The Pacific Tsunami Warning Center confirmed there was no tsunami threat and said no action was required.
Three people on the outskirts of Bogo were killed when a landslide triggered by the quake hit their homes, rescue official Rexan Ygot told AFP.
Five more deaths were confirmed by local police in the nearby municipality of San Remigio.
Four bodies were pulled from a sports centre in San Remigio, while a child was crushed by debris in another area of the town, Manila-based network ABS-CBN reported from the scene.
The Cebu provincial government has put out a call on its official Facebook page for medical volunteers to assist in the aftermath of the quake.
“There could be people trapped beneath collapsed buildings,” provincial rescue official Wilson Ramos told AFP, citing rescue efforts underway in San Remigio and Bogo. He said he did not know how many people were missing.

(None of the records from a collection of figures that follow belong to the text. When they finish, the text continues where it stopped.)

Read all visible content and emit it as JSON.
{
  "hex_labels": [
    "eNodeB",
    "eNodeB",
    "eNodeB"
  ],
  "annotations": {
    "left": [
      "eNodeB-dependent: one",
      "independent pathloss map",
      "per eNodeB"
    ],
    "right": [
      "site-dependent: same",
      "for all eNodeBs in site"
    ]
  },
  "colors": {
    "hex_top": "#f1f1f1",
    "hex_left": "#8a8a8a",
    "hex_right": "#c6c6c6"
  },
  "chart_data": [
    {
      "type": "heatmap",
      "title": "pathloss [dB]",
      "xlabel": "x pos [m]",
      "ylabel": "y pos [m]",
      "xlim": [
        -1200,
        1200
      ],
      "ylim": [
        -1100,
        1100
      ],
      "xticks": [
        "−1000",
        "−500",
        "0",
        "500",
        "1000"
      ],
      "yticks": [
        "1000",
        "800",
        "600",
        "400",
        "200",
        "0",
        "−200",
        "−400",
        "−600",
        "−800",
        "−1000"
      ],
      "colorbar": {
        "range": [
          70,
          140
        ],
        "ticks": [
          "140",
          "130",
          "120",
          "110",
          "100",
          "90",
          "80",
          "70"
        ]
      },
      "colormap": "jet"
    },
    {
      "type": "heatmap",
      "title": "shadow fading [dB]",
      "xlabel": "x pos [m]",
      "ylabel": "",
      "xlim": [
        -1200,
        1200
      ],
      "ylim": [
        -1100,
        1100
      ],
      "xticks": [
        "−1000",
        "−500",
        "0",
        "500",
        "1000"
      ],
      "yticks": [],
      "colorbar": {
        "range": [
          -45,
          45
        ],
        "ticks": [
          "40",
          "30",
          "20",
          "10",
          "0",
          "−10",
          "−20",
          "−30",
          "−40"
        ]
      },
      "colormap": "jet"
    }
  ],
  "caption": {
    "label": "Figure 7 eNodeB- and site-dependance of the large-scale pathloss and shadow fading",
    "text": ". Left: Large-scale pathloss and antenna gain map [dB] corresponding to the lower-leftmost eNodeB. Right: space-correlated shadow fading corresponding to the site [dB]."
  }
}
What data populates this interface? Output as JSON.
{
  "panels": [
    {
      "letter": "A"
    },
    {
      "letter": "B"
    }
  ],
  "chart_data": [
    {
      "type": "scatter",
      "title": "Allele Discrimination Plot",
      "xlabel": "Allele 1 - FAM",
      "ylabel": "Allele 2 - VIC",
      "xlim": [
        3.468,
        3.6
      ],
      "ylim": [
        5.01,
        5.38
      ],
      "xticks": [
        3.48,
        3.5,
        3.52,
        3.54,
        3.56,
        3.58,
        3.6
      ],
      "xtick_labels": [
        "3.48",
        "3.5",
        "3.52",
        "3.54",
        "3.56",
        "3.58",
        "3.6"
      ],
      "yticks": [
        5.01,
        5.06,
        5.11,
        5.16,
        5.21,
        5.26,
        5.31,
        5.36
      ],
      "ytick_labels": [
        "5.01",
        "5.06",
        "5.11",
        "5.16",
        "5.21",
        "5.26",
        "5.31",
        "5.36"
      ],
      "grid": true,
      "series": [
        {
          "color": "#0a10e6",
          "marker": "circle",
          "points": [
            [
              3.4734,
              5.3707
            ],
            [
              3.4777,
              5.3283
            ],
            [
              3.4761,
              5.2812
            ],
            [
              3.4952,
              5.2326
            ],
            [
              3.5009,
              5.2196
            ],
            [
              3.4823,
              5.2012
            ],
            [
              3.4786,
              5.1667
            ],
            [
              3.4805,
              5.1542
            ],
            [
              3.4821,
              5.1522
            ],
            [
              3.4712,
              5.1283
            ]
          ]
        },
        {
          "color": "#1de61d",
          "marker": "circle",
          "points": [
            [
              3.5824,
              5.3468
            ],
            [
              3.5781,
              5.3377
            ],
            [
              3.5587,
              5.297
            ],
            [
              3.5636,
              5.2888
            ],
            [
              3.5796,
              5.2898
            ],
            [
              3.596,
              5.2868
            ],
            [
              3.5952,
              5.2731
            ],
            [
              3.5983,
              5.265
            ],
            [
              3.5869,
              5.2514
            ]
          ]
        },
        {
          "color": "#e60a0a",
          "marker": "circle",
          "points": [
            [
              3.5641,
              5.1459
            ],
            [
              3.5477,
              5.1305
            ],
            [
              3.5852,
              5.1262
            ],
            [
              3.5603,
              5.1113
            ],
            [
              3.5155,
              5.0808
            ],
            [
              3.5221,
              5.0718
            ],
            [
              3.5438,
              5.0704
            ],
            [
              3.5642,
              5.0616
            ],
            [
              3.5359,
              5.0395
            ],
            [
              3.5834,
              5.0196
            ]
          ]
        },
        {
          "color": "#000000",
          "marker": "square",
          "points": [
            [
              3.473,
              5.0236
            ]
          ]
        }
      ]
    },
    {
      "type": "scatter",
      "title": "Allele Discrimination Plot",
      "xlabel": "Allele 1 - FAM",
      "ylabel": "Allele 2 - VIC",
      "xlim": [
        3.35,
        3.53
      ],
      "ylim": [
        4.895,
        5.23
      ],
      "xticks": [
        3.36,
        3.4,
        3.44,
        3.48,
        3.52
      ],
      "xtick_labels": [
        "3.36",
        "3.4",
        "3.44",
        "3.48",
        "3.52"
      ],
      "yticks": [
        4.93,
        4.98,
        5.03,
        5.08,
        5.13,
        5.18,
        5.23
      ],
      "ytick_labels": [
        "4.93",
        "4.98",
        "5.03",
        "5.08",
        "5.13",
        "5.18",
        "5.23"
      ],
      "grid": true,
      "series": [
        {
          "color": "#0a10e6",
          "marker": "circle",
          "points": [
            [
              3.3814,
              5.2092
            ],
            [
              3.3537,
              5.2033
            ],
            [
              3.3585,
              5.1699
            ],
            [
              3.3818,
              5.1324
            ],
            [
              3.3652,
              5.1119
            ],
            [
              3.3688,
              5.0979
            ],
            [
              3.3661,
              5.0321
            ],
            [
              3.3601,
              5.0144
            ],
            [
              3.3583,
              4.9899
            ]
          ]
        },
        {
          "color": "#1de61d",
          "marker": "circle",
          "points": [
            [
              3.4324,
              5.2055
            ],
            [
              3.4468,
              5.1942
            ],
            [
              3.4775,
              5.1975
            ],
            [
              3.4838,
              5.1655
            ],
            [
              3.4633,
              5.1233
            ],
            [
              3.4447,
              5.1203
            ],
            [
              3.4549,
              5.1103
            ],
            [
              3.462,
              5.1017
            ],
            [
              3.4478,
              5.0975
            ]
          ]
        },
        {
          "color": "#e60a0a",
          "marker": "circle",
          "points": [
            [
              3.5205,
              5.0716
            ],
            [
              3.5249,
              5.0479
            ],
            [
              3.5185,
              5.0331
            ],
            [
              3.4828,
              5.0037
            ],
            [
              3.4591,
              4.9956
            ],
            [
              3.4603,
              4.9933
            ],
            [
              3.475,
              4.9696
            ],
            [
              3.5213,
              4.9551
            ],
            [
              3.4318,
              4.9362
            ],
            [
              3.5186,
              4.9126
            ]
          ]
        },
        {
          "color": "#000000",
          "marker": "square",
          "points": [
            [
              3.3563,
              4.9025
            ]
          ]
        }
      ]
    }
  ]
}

Recovery efforts were being hampered by the dark as well as aftershocks, he added. The USGS has recorded four quakes of magnitude 5.0 or higher in the area following the first tremor.

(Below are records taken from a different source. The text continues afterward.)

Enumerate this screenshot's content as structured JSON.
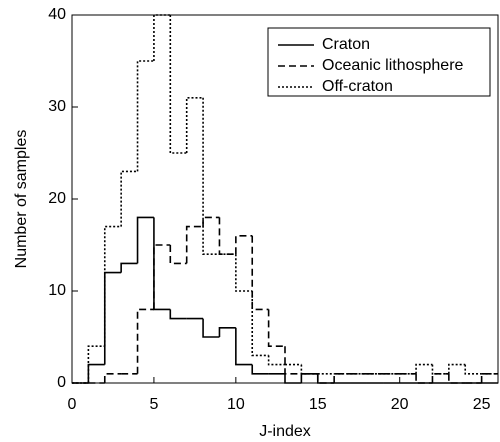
{
  "chart_data": {
    "type": "histogram",
    "xlabel": "J-index",
    "ylabel": "Number of samples",
    "bins": [
      0,
      1,
      2,
      3,
      4,
      5,
      6,
      7,
      8,
      9,
      10,
      11,
      12,
      13,
      14,
      15,
      16,
      17,
      18,
      19,
      20,
      21,
      22,
      23,
      24,
      25,
      26
    ],
    "xlim": [
      0,
      26
    ],
    "xticks": [
      0,
      5,
      10,
      15,
      20,
      25
    ],
    "ylim": [
      0,
      40
    ],
    "yticks": [
      0,
      10,
      20,
      30,
      40
    ],
    "legend": "upper right",
    "series": [
      {
        "name": "Craton",
        "color": "#000000",
        "line_style": "solid",
        "values": [
          0,
          2,
          12,
          13,
          18,
          8,
          7,
          7,
          5,
          6,
          2,
          1,
          1,
          0,
          1,
          0,
          0,
          0,
          0,
          0,
          0,
          0,
          0,
          0,
          0,
          0
        ]
      },
      {
        "name": "Oceanic lithosphere",
        "color": "#000000",
        "line_style": "dashed",
        "values": [
          0,
          0,
          1,
          1,
          8,
          15,
          13,
          17,
          18,
          14,
          16,
          8,
          4,
          1,
          1,
          0,
          1,
          1,
          1,
          1,
          1,
          0,
          1,
          0,
          0,
          1
        ]
      },
      {
        "name": "Off-craton",
        "color": "#000000",
        "line_style": "dotted",
        "values": [
          0,
          4,
          17,
          23,
          35,
          40,
          25,
          31,
          14,
          14,
          10,
          3,
          2,
          2,
          1,
          1,
          1,
          1,
          1,
          1,
          1,
          2,
          1,
          2,
          1,
          1
        ]
      }
    ]
  }
}
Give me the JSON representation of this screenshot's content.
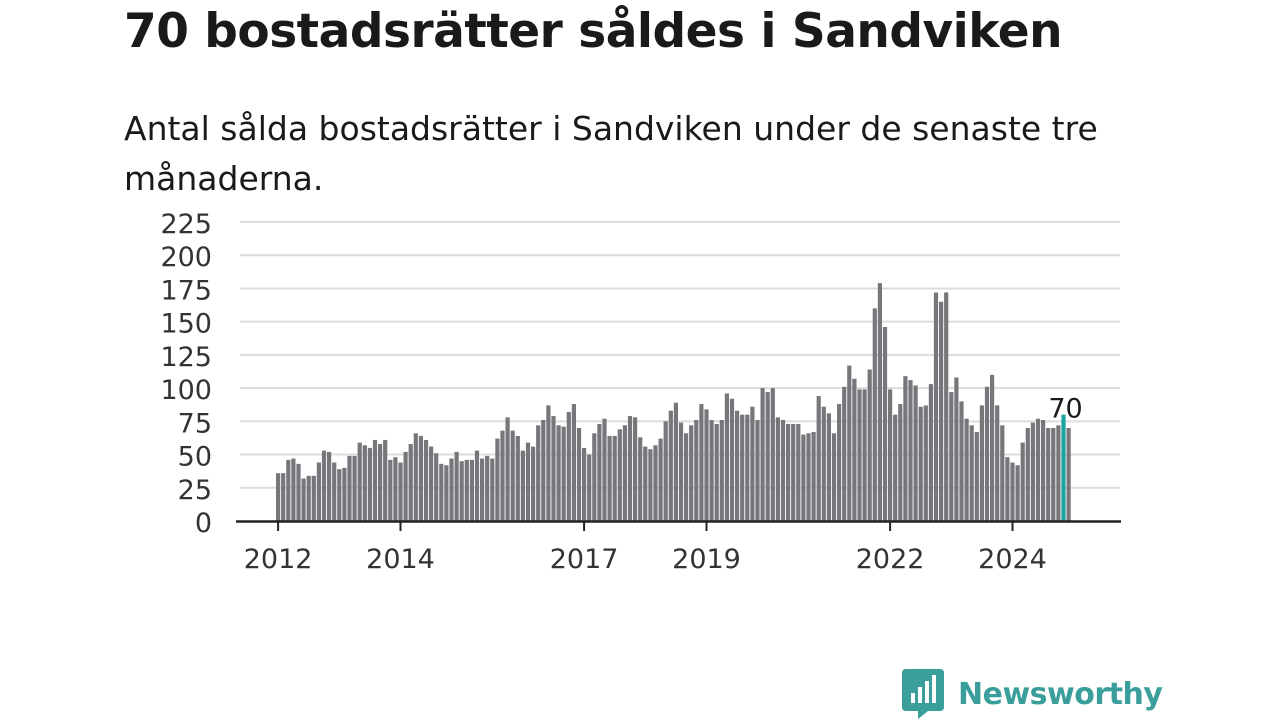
{
  "title": "70 bostadsrätter såldes i Sandviken",
  "subtitle": "Antal sålda bostadsrätter i Sandviken under de senaste tre månaderna.",
  "brand": {
    "name": "Newsworthy",
    "color": "#3a9e9b",
    "icon": "newsworthy-logo-icon"
  },
  "colors": {
    "bar": "#77767b",
    "highlight": "#1ba49e",
    "grid": "#dcdcdc",
    "axis": "#222222"
  },
  "chart_data": {
    "type": "bar",
    "ylim": [
      0,
      225
    ],
    "yticks": [
      0,
      25,
      50,
      75,
      100,
      125,
      150,
      175,
      200,
      225
    ],
    "x_tick_labels": [
      "2012",
      "2014",
      "2017",
      "2019",
      "2022",
      "2024"
    ],
    "x_tick_indices": [
      0,
      24,
      60,
      84,
      120,
      144
    ],
    "values": [
      36,
      36,
      46,
      47,
      43,
      32,
      34,
      34,
      44,
      53,
      52,
      44,
      39,
      40,
      49,
      49,
      59,
      57,
      55,
      61,
      58,
      61,
      46,
      48,
      44,
      52,
      58,
      66,
      64,
      61,
      56,
      51,
      43,
      42,
      47,
      52,
      45,
      46,
      46,
      53,
      47,
      49,
      47,
      62,
      68,
      78,
      68,
      64,
      53,
      59,
      56,
      72,
      76,
      87,
      79,
      72,
      71,
      82,
      88,
      70,
      55,
      50,
      66,
      73,
      77,
      64,
      64,
      69,
      72,
      79,
      78,
      63,
      56,
      54,
      57,
      62,
      75,
      83,
      89,
      74,
      66,
      72,
      76,
      88,
      84,
      76,
      73,
      76,
      96,
      92,
      83,
      80,
      80,
      86,
      76,
      100,
      97,
      100,
      78,
      76,
      73,
      73,
      73,
      65,
      66,
      67,
      94,
      86,
      81,
      66,
      88,
      101,
      117,
      107,
      99,
      99,
      114,
      160,
      179,
      146,
      99,
      80,
      88,
      109,
      106,
      102,
      86,
      87,
      103,
      172,
      165,
      172,
      97,
      108,
      90,
      77,
      72,
      67,
      87,
      101,
      110,
      87,
      72,
      48,
      44,
      42,
      59,
      70,
      74,
      77,
      76,
      70,
      70,
      72,
      80,
      70
    ],
    "highlight_index": 154,
    "highlight_label": "70"
  }
}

A number of village roads also sustained damage.
The quake caused power lines to trip, leading to outages across Cebu and nearby central islands, the National Grid Corp. of the Philippines said in an advisory, adding it was still assessing the extent of the damage.
Cebu firefighter Joey Leeguid told AFP from San Fernando town: “We felt the shake here in our station, it was so strong. We saw our locker moving from left to right, we felt slightly dizzy for a while but we are all fine now.”
Earthquakes are common in the Philippines, which lies along the Pacific “Ring of Fire,” a zone of intense seismic activity stretching from Japan through Southeast Asia and across the Pacific basin. While most tremors are too weak to be felt, strong and destructive quakes strike at random, with no technology able to predict when and where they will occur.